Oleh karena itu, Hatta
Ali, Ketua MA telah memberi arahan agar semua warga peradilan memiliki pradigma
berfikir yang baru karena:”… karena ke depan, tidak hanya peradilan dituntut
untuk beroperasi lebih efektif dan
efisien, baik secara teknis yudisial-maupun manajemen, namun juga harus mampu
berpikir antisipatif, melewati batas-batas konvensional dan memikirkan juga
aspek regional dan internasional yang mungkin akan mempengaruhi dinamika sistem
peradilan kita, kesemuanya saya pikir
sudah ada di depan mata kita semua dan
menunggu untuk terjadi25”. Untuk itu ia mengharapkan warga peradilan
tidak “status quo” tetapi memiliki pradigma “antisipatif” dan “adaftif” untuk mewujutkan peradilan yang modern dan
profesional.
Salahsatu tindak
lanjutnya dalam bentuk program kerja Ikatanm Hakim Indonesia (IKAHI) dalam
bentuk peningkatan kualitas,
profesionalisme dan integritas hakim. Alternatif peningkatan kualitas,
profesionalisme dan integritas hakim dilakukan dilakukan IKAHI dengan
pendidikan dan pelatihan hakim.
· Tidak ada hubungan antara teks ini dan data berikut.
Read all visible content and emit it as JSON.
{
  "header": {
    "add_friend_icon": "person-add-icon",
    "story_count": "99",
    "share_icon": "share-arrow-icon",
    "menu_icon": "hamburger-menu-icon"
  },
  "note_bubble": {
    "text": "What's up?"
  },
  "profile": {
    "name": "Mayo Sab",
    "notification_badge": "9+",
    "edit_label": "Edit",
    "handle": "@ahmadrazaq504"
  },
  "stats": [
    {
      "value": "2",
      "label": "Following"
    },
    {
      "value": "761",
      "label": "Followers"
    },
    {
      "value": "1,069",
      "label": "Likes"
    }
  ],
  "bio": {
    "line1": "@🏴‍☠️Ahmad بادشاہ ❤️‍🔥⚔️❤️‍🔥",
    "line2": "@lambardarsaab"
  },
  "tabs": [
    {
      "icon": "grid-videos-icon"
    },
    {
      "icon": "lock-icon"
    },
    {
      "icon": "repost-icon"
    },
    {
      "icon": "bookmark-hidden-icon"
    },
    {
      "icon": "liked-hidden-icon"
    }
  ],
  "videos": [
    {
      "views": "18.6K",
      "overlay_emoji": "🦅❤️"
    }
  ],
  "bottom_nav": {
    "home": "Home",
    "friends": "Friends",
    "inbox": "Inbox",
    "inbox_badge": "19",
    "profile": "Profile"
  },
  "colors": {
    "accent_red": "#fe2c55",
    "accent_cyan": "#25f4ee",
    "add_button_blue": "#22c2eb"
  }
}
Untuk itu, kedepan IKAHI akan melakukan
pendidikan dan pelatihan bukan saja pada level Pusat (di Jakarta) tetapi juga
di wilayah dan cabang-cabang IKAHI. Semua kepengurusan IKAHI harus bekerja
sehingga mampu menfasilitasi dan menginspirasi peningkatan kualitas,
profesionalistas dan integritas para anggotanya26.
Rezim hukum UNCLOS di ZEE
Zona
Ekonomi Eksklusif diatur pada Bab 5
mulai Pasal 55 sampai Pasal 75 Konvensi Hukum Laut Internasional 1982. Hukum
laut di ZEE memiliki ”rezim hukum
khusus” yang mewajibkan hukum Indonesia
di ZEE-Indonesia ”harus tunduk”27, ”harus sesuai”28, ”harus
relevan”29, ”tidak bertentangan”30 dengan UNCLOS. Artinya, karena UNCLOS telah
diratifikasi, maka hukum nasional yang berkaitan dengan ZEE (locus) harus tunduk dengan UNCLOS, harus
sesuai dengan UNCLOS, harus relevan dengan UNCLOS dan tidak bertentangan dengan
UNCLOS.
UNCLOS
mengharuskan tindakan menaiki kapal di ZEE-Indonesia, memeriksa,
menangkap dan melakukan proses
peradilan harus ”sesuai” dengan UNCLOS31. Pidana perikanan
yang dijatuhkan di Zona Ekonomi Eksklusif tidak boleh mencakup
”pengurungan”, atau ”setiap bentuk
pidana badan lainnya32” jika tidak ada perjanjian antar negara.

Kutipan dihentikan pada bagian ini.